Of course, i’m painfully aware that facts are worthless in a fight against paranoia and panic and this makes me tear my hair out. I wish i had the first clue how to stop a moral panic from doing the cultural damage that this panic has inflicted on teens. I talk to teenagers who are afraid of the Internet because they think it’s dangerous. I talk to teenagers whose parents believe everything they hear on Fox and have barred them from the Internet. How can we educate our youth about how to be responsible users of the Internet when we’re flipping out? ::sigh::
I think that Pete Reilly put it well in his article:
When we slice the “less than five percent pie” into these smaller pieces, the risk gets much, much smaller. Of course, statistics aren’t going to matter much if you are the parent of a child who has had an online incident, or the leader of school that has experienced one.
The question is, “Are we going to take a ‘zero risk’ approach to using technology and the tools of the Web?”
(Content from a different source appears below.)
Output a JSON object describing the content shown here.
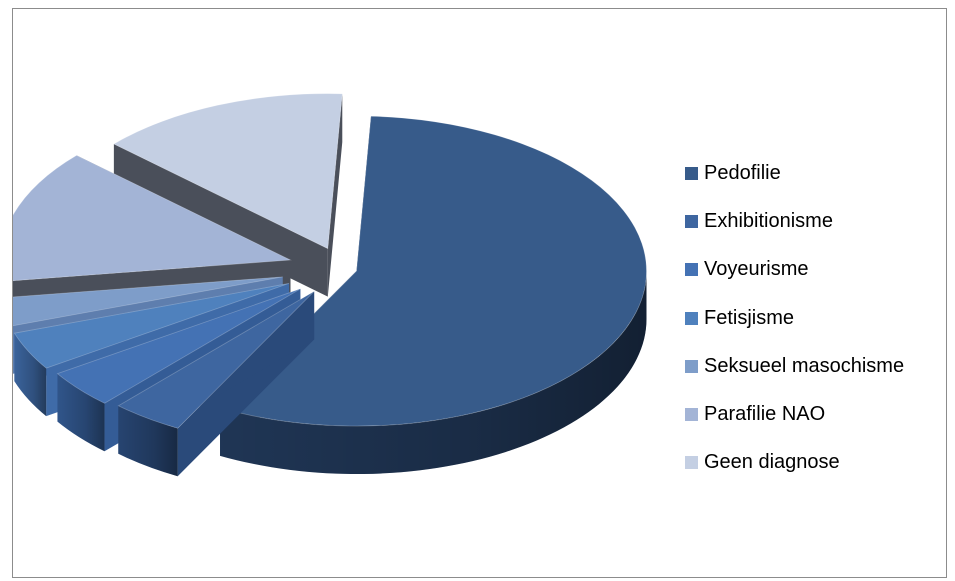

We don’t take a “zero risk” approach with our sports programs where the chance of injury, paralysis, and, in rare cases, death, is always present. We don’t take that approach with field trips where students travel to museums and historical sites in locations where they might be touched by crime. We don’t take that approach with recess on our playgrounds, or transporting our kids to and from school.
We can never eliminate all risk; but there are ways to maximize our students’ safety while using these incredibly powerful tools. Each tool needs to be analyzed individually to ascertain its benefits and the specific risks it might present. From there, thoughtful people can find solutions to the student safety issues that may arise.